It is widely recognized that environmental factors often play a key role in violent conflicts, and that conflicts involving natural resources have a higher chance of relapsing back into violence. Over the past 15 years however, the literature started moving beyond natural resources scarcity as a source of conflict to envision environmental cooperation as a potential peacebuilding tool.
This approach, coined environmental peacemaking or peacebuilding, argues that shared natural resources and environmental problems can serve as a basis to promote dialogue and trust between conflict parties, leading to mutually beneficial arrangements and considerable cost reduction for both parties. However, this approach refers to a broad variety of mechanisms which are still poorly defined in the literature, and authors point out a lack of systematic empirical research on this issue.
This research project is interdisciplinary and investigates the potential and effectiveness of environmental peacebuilding.

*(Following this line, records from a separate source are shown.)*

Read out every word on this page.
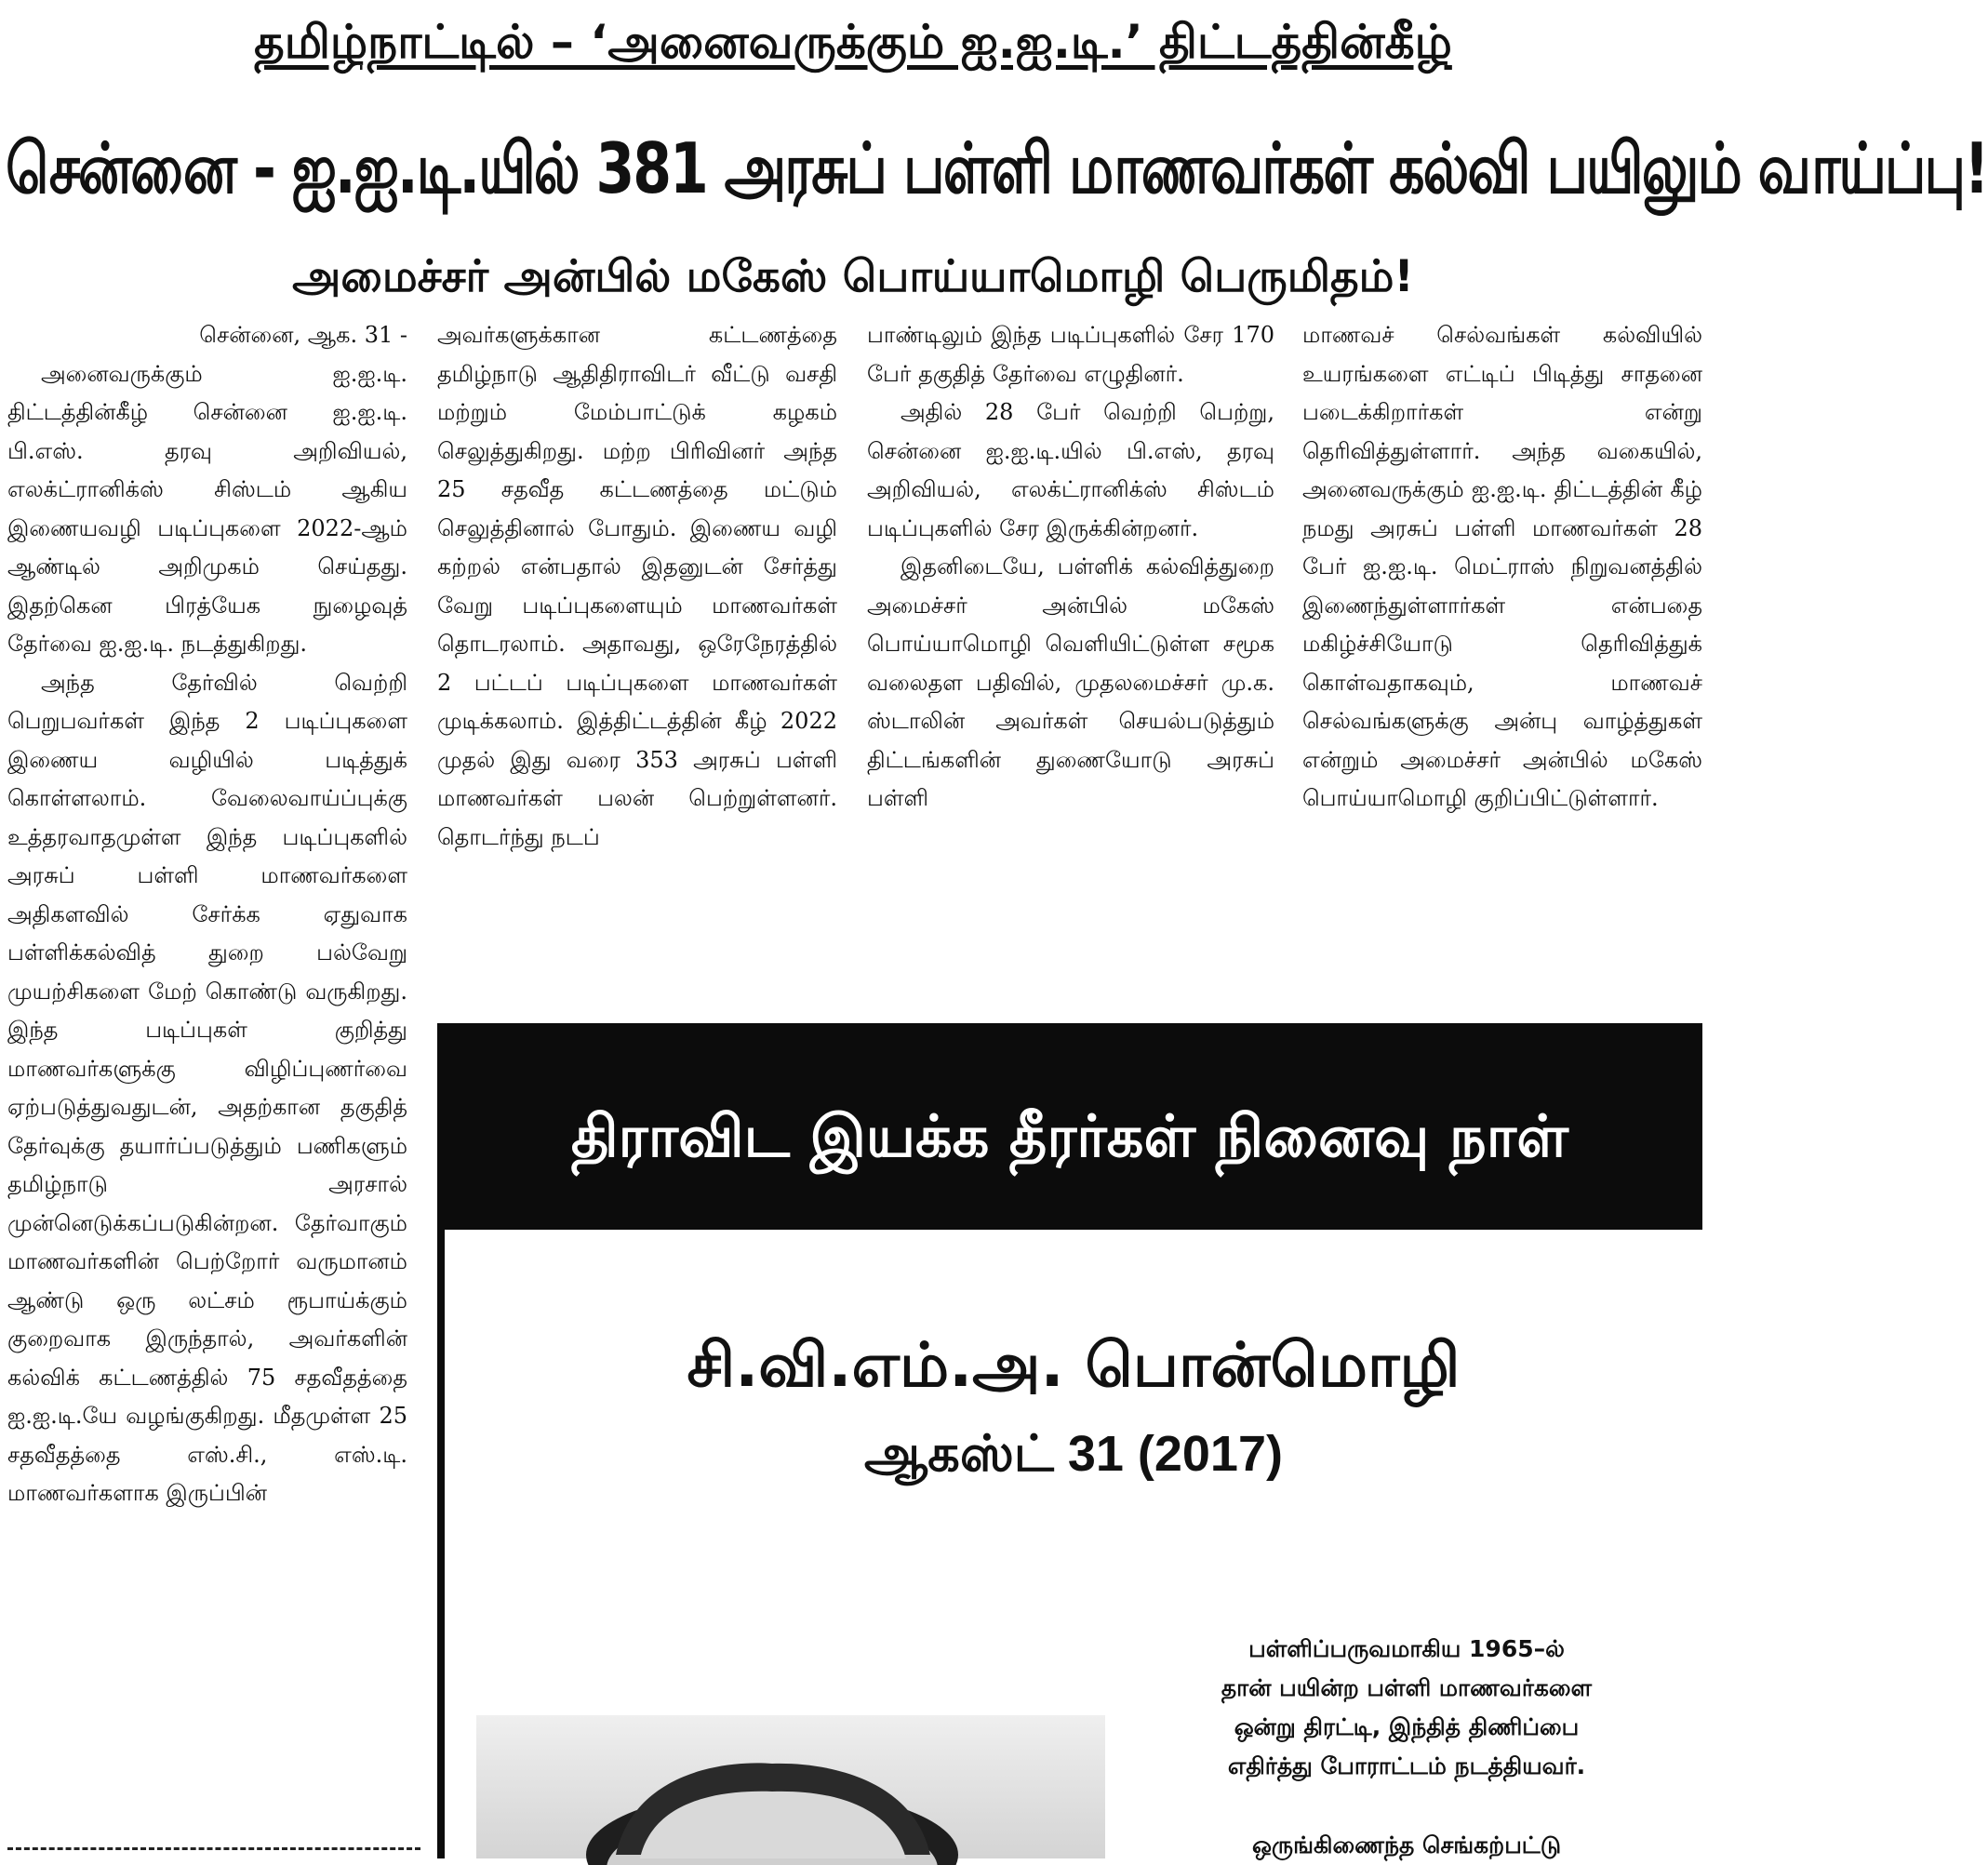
தமிழ்நாட்டில் – ‘அனைவருக்கும் ஐ.ஐ.டி.’ திட்டத்தின்கீழ்
சென்னை - ஐ.ஐ.டி.யில் 381 அரசுப் பள்ளி மாணவர்கள் கல்வி பயிலும் வாய்ப்பு!
அமைச்சர் அன்பில் மகேஸ் பொய்யாமொழி பெருமிதம்!

சென்னை, ஆக. 31 -

அனைவருக்கும் ஐ.ஐ.டி. திட்டத்தின்கீழ் சென்னை ஐ.ஐ.டி. பி.எஸ். தரவு அறிவியல், எலக்ட்ரானிக்ஸ் சிஸ்டம் ஆகிய இணையவழி படிப்புகளை 2022-ஆம் ஆண்டில் அறிமுகம் செய்தது. இதற்கென பிரத்யேக நுழைவுத் தேர்வை ஐ.ஐ.டி. நடத்துகிறது.

அந்த தேர்வில் வெற்றி பெறுபவர்கள் இந்த 2 படிப்புகளை இணைய வழியில் படித்துக் கொள்ளலாம். வேலைவாய்ப்புக்கு உத்தரவாதமுள்ள இந்த படிப்புகளில் அரசுப் பள்ளி மாணவர்களை அதிகளவில் சேர்க்க ஏதுவாக பள்ளிக்கல்வித் துறை பல்வேறு முயற்சிகளை மேற் கொண்டு வருகிறது. இந்த படிப்புகள் குறித்து மாணவர்களுக்கு விழிப்புணர்வை ஏற்படுத்துவதுடன், அதற்கான தகுதித் தேர்வுக்கு தயார்ப்படுத்தும் பணிகளும் தமிழ்நாடு அரசால் முன்னெடுக்கப்படுகின்றன. தேர்வாகும் மாணவர்களின் பெற்றோர் வருமானம் ஆண்டு ஒரு லட்சம் ரூபாய்க்கும் குறைவாக இருந்தால், அவர்களின் கல்விக் கட்டணத்தில் 75 சதவீதத்தை ஐ.ஐ.டி.யே வழங்குகிறது. மீதமுள்ள 25 சதவீதத்தை எஸ்.சி., எஸ்.டி. மாணவர்களாக இருப்பின்

அவர்களுக்கான கட்டணத்தை தமிழ்நாடு ஆதிதிராவிடர் வீட்டு வசதி மற்றும் மேம்பாட்டுக் கழகம் செலுத்துகிறது. மற்ற பிரிவினர் அந்த 25 சதவீத கட்டணத்தை மட்டும் செலுத்தினால் போதும். இணைய வழி கற்றல் என்பதால் இதனுடன் சேர்த்து வேறு படிப்புகளையும் மாணவர்கள் தொடரலாம். அதாவது, ஒரேநேரத்தில் 2 பட்டப் படிப்புகளை மாணவர்கள் முடிக்கலாம். இத்திட்டத்தின் கீழ் 2022 முதல் இது வரை 353 அரசுப் பள்ளி மாணவர்கள் பலன் பெற்றுள்ளனர். தொடர்ந்து நடப்

பாண்டிலும் இந்த படிப்புகளில் சேர 170 பேர் தகுதித் தேர்வை எழுதினர்.

அதில் 28 பேர் வெற்றி பெற்று, சென்னை ஐ.ஐ.டி.யில் பி.எஸ், தரவு அறிவியல், எலக்ட்ரானிக்ஸ் சிஸ்டம் படிப்புகளில் சேர இருக்கின்றனர்.

இதனிடையே, பள்ளிக் கல்வித்துறை அமைச்சர் அன்பில் மகேஸ் பொய்யாமொழி வெளியிட்டுள்ள சமூக வலைதள பதிவில், முதலமைச்சர் மு.க. ஸ்டாலின் அவர்கள் செயல்படுத்தும் திட்டங்களின் துணையோடு அரசுப் பள்ளி

மாணவச் செல்வங்கள் கல்வியில் உயரங்களை எட்டிப் பிடித்து சாதனை படைக்கிறார்கள் என்று தெரிவித்துள்ளார். அந்த வகையில், அனைவருக்கும் ஐ.ஐ.டி. திட்டத்தின் கீழ் நமது அரசுப் பள்ளி மாணவர்கள் 28 பேர் ஐ.ஐ.டி. மெட்ராஸ் நிறுவனத்தில் இணைந்துள்ளார்கள் என்பதை மகிழ்ச்சியோடு தெரிவித்துக் கொள்வதாகவும், மாணவச் செல்வங்களுக்கு அன்பு வாழ்த்துகள் என்றும் அமைச்சர் அன்பில் மகேஸ் பொய்யாமொழி குறிப்பிட்டுள்ளார்.

திராவிட இயக்க தீரர்கள் நினைவு நாள்
சி.வி.எம்.அ. பொன்மொழி
ஆகஸ்ட் 31 (2017)
பள்ளிப்பருவமாகிய 1965–ல்
தான் பயின்ற பள்ளி மாணவர்களை
ஒன்று திரட்டி, இந்தித் திணிப்பை
எதிர்த்து போராட்டம் நடத்தியவர்.
ஒருங்கிணைந்த செங்கற்பட்டு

The central question of this research is whether shared natural resources can indeed contribute to building sustainable peace and, if so, how. A particular attention will be given to the following questions within the scope of this research project: What is understood as environmental peacebuilding; when, how and by whom is the environmental peacebuilding argument raised; what are the conditions under which environmental collaboration can contribute to peacebuilding; which paths exist for environmental peacebuilding, and which ones are the most and least promising.
To answer these questions, the research will focus on selected case studies. Through participant observation and exchanges with a wide range of stakeholders in the field – from local actors to international organisations and decision-makers, the concepts of natural resource scarcity, environmental cooperation and peacebuilding will be developed and applied to the case of protracted conflicts.